Address
- 211 Browns Trace Road Jericho, Vermont, 5465 United States

District information
- Type: Public
- Grades: PreK–12
- NCES District ID: 5000443

Students and staff
- Students: 2,569
- Teachers: 169.93
- Staff: 214.84
- Student–teacher ratio: 15.12

Other information
- Website: www.mmuusd.org

= Mount Mansfield Modified Union School District =

School district in Vermont, United States

Mount Mansfield Unified Union School District (MMUUSD), formerly the Mount Mansfield Union School District #17, is a school district headquartered in Jericho, Vermont.

It is the district farthest east in Chittenden County, Vermont. There are approximately 2600 students enrolled in the district.

Each town in the district has its own elementary school, which serves K-4th grade.

Students from Huntington, Bolton and Richmond attend Camels Hump Middle School. Those from Jericho and Underhill attend Browns River Middle School. Both middle schools serve grades 5-8.

The district's high school is Mount Mansfield Union High School, located in Jericho, which takes students graduating from both middle schools, and serves grades 9-12.

==History==
The predecessor districts were in the Chittenden East Supervisory Union (CESU), which was their umbrella organization.
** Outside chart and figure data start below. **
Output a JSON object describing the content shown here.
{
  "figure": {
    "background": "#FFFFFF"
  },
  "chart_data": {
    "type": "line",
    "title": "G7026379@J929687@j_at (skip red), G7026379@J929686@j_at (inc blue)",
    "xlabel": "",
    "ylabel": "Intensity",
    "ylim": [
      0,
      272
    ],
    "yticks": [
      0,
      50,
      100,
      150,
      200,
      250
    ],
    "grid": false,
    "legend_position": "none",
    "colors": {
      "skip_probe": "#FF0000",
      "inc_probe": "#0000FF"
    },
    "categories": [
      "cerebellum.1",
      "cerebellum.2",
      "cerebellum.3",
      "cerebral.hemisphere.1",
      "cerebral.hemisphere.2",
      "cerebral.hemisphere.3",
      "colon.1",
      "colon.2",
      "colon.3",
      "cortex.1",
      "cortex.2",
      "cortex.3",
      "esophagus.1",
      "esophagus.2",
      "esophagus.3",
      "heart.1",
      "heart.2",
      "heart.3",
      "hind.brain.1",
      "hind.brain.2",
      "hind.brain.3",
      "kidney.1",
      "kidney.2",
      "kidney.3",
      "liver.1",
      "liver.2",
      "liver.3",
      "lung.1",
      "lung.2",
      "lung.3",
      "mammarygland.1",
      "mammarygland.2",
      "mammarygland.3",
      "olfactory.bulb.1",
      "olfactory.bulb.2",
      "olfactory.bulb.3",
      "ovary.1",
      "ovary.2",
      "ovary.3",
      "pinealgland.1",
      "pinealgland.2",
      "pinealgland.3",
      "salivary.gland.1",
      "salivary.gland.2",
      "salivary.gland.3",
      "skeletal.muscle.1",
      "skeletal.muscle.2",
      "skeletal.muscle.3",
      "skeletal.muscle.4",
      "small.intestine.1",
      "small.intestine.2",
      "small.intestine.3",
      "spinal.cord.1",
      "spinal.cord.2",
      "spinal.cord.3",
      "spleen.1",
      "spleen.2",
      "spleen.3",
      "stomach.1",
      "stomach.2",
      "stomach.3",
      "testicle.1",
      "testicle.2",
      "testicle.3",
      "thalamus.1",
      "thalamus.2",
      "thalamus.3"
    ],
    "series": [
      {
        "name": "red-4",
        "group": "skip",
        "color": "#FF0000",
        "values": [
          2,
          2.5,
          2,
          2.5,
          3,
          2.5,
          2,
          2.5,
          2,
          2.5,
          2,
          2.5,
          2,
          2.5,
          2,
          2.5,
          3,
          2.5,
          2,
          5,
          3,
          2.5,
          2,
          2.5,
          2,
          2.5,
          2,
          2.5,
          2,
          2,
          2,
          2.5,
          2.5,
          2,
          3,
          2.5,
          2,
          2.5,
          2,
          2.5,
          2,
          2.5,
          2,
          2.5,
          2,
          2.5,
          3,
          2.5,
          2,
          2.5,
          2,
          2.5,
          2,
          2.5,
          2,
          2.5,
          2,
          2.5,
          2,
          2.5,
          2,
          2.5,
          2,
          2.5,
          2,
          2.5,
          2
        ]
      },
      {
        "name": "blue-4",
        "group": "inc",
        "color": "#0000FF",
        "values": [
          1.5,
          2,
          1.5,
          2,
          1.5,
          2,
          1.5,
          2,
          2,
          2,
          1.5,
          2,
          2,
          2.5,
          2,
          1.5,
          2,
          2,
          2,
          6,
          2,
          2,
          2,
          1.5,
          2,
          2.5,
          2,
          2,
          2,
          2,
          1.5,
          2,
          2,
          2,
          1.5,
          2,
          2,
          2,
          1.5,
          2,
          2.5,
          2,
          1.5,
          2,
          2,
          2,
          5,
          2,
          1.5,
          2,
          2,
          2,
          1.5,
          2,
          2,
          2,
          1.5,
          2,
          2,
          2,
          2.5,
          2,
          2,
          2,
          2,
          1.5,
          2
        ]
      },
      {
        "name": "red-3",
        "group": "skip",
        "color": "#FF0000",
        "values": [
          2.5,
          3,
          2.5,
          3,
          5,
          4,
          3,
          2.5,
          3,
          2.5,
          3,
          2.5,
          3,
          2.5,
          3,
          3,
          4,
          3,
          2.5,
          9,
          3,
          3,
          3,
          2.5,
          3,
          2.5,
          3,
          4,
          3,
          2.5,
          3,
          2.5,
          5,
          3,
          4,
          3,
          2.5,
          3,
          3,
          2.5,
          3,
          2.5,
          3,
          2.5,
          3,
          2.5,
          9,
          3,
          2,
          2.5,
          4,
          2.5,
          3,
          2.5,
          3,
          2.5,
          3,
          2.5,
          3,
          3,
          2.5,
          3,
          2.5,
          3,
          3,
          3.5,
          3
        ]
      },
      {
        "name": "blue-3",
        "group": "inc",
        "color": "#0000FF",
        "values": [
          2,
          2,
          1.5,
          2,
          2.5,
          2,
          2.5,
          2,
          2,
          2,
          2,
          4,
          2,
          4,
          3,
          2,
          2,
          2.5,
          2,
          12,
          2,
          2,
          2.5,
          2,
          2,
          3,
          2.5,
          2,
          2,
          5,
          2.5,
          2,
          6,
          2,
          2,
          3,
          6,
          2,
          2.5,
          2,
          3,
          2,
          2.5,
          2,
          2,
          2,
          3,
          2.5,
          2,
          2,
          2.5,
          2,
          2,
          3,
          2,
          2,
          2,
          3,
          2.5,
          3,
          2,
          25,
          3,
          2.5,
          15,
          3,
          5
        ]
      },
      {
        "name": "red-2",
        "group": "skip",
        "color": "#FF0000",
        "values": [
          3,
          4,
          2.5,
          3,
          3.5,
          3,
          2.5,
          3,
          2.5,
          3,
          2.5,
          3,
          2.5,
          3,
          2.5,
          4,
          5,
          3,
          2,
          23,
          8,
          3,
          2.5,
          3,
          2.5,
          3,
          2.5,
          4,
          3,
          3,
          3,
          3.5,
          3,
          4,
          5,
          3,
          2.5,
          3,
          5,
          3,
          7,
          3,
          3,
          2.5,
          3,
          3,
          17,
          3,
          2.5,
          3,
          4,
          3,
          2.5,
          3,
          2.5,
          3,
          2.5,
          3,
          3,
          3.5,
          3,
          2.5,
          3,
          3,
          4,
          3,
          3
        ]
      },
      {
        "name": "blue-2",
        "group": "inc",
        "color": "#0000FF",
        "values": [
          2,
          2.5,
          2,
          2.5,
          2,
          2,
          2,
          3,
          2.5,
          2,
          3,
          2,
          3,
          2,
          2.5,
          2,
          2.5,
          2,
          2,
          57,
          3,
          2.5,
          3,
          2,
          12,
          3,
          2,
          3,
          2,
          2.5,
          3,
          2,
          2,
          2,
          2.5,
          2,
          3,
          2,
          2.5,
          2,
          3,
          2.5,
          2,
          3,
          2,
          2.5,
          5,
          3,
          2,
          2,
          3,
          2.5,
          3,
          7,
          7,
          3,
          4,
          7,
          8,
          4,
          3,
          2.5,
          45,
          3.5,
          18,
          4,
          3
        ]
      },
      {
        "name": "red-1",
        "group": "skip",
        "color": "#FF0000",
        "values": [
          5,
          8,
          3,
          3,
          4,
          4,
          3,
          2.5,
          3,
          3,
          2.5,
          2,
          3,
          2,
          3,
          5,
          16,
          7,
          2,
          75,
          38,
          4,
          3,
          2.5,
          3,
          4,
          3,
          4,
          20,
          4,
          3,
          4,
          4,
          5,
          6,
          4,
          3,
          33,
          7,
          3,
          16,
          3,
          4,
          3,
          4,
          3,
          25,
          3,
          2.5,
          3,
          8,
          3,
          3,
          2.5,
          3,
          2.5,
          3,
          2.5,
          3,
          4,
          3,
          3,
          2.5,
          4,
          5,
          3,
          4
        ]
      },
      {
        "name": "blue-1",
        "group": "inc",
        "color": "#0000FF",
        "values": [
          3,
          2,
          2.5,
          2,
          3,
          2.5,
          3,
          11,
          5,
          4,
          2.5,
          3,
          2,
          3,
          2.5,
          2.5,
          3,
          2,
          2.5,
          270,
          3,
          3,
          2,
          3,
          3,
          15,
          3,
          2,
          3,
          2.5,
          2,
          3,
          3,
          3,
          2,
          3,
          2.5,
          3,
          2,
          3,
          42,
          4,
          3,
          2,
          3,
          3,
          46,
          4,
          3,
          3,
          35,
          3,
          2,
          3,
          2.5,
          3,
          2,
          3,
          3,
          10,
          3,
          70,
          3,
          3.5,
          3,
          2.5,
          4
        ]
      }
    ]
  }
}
In a span of ten years the residents of the predecessor districts voted on whether to merge their school districts on five occasions. The vote that day favored consolidation. The district was established effective November 4, 2014. The merged district began operations the following year.

In 2011 there was a vote among the towns on whether to merge that did not pass. Another such vote was scheduled in 2014. The district formed with the voluntary merger of the Bolton, Jericho, Richmond, and Underhill school districts. When MMUUSD formed, Huntington residents already had representation as the community sent its secondary students there, but Huntington continued to have its own elementary school district.

Residents of Huntington resisted merging for a longer time, with four unsuccessful votes on merging into MMUUSD. At one point the state of Vermont passed Act 46 that obligated school districts to merge. The Huntington School District sued the state government to try to stop the merger. In 2018 the Huntington district filed its third lawsuit against mergers. On June 6, 2019, the vote to merge Huntington into Mount Mansfield succeeded on a 450-191 basis; the Chittenden East Supervisory Union dissolved as a result.

==Schools==
- High school
- Mount Mansfield Union High School
- Middle schools
- Browns River Middle School
- Camels Hump Middle School
- Elementary schools
- Brewster-Pierce Memorial School (Huntington) - In 2019 it had 136 students.
- Jericho Elementary School
- Richmond Elementary School
- Smilie Memorial School (Bolton)
- Underhill Central School
- Preschool
- Underhill ID Preschool

- Former schools
- Underhill I.D. Elementary School - In 2018 the board voted to close the school effective 2019, with eight members favoring and five opposing. Students were moved to Jericho Elementary School and Underhill Central School.